Note You need to log in before you can comment on or make changes to this bug.
Description Bob Foster CLA 2015-01-16 17:06:07 EST
When a Hudson instance has a very large number of jobs and builds, the job/build cache prevents memory from filling up with them, as long as no plugin drags them all back into memory. Which is what the disk-usage plugin does. We've recently had two different sites report periodic freezes with high CPU utilization and no responsiveness.
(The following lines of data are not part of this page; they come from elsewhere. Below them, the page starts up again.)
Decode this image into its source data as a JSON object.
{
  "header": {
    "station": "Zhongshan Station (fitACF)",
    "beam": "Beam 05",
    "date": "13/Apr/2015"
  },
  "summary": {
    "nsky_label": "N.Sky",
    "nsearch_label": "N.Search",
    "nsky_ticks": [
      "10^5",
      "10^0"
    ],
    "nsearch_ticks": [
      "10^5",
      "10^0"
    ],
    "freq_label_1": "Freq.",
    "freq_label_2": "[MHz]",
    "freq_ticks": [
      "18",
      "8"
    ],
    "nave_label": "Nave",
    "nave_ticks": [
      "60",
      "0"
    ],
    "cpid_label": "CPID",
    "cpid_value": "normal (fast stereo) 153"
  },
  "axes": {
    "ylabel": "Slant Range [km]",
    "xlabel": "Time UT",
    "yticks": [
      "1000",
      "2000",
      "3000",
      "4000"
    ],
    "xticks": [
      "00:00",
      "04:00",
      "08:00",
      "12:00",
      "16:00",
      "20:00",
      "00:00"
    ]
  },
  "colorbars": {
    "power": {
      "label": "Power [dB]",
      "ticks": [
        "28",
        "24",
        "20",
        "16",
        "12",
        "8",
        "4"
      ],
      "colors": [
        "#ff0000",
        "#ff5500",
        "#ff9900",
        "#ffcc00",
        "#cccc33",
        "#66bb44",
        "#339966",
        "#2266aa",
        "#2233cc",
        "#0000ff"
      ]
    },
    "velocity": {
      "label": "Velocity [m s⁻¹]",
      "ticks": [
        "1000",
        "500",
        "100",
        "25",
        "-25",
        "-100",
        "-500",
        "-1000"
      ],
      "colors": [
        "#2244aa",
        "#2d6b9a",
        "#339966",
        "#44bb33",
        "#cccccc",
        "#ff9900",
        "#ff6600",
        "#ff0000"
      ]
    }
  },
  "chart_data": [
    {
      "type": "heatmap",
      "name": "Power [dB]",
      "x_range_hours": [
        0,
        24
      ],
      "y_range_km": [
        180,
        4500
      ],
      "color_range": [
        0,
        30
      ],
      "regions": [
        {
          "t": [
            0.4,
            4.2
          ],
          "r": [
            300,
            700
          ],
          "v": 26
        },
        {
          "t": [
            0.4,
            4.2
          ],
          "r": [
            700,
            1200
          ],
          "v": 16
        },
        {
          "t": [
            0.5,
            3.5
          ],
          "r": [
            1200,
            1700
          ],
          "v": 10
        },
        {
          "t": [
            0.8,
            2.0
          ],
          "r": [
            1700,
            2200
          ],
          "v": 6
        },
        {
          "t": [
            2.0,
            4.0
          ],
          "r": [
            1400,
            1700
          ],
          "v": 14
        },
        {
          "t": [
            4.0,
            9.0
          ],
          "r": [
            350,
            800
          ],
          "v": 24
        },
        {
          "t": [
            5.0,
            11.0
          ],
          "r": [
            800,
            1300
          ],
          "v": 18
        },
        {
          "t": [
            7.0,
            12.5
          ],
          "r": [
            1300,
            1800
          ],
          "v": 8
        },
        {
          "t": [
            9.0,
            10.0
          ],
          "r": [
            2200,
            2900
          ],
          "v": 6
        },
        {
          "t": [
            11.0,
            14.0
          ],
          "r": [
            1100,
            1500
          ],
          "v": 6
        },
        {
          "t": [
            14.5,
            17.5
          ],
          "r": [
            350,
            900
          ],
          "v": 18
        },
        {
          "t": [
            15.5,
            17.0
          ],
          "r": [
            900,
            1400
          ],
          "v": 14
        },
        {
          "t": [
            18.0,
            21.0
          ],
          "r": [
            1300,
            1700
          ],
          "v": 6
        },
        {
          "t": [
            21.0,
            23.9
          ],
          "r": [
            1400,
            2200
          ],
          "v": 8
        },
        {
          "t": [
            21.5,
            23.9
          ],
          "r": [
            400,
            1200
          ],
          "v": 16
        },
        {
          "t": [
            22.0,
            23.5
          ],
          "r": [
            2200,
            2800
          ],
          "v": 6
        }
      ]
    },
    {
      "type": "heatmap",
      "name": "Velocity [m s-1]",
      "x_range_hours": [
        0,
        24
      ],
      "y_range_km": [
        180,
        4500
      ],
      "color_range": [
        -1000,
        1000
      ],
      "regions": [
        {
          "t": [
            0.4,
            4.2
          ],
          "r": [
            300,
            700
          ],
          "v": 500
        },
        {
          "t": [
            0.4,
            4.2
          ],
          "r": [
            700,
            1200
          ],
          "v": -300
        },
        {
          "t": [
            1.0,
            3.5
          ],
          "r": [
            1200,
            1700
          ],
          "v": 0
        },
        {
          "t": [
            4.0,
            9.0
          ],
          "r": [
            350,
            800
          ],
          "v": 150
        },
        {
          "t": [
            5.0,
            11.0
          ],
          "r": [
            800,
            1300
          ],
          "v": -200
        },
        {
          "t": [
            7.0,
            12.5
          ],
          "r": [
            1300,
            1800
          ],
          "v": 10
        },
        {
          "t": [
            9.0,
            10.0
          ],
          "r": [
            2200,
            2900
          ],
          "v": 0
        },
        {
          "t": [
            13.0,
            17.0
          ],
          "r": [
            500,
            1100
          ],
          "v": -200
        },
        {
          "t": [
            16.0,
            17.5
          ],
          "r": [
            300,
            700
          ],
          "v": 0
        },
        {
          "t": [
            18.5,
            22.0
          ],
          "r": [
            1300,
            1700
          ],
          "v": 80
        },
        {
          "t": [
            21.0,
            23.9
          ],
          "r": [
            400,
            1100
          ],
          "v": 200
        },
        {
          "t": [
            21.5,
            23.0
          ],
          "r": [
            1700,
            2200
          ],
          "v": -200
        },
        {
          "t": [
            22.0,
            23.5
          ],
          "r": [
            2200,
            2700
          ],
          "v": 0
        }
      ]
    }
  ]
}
If memory is set high enough, the problem may resolve itself; otherwise it leads to an OOME exception:

2015-01-16 02:17:23.737:WARN:oeji.nio:handle failed
java.lang.OutOfMemoryError: GC overhead limit exceeded

This is a sign of memory manager thrashing; which it will indeed do if several gigabytes of data is suddenly dragged into memory and weak referenced. If this fills memory near the threshhold, each new object will trigger a gc cycle to find memory, resulting in freeing enough weak referenced data to make room, and so on.

In both such cases, the disk usage plugin was in use and is a strong suspect as a culprit.

Obviously it is not necessary to have the build data reside in memory just to check the locations on disk it resides. We need a new version of the plugin that is cache-aware and perhaps some API extensions to make this possible.
Comment 1 Bob Foster CLA 2015-02-02 12:32:40 EST
The current plan is to incorporate disk-usage functionality into core and remove the disk-usage plugin.

The _runmap.xml files will be extended to incorporate disk usage information, per build and for the job. The job disk usage will include the trend data, the size of which will still be settable in Configure Hudson in the same way.

In the meantime, the disk usage plugin for < 3.3.0 will be rewritten to mimic the above behavior as nearly as possible, by keeping an extra cache file alongside _runmap.xml with the additional usage information.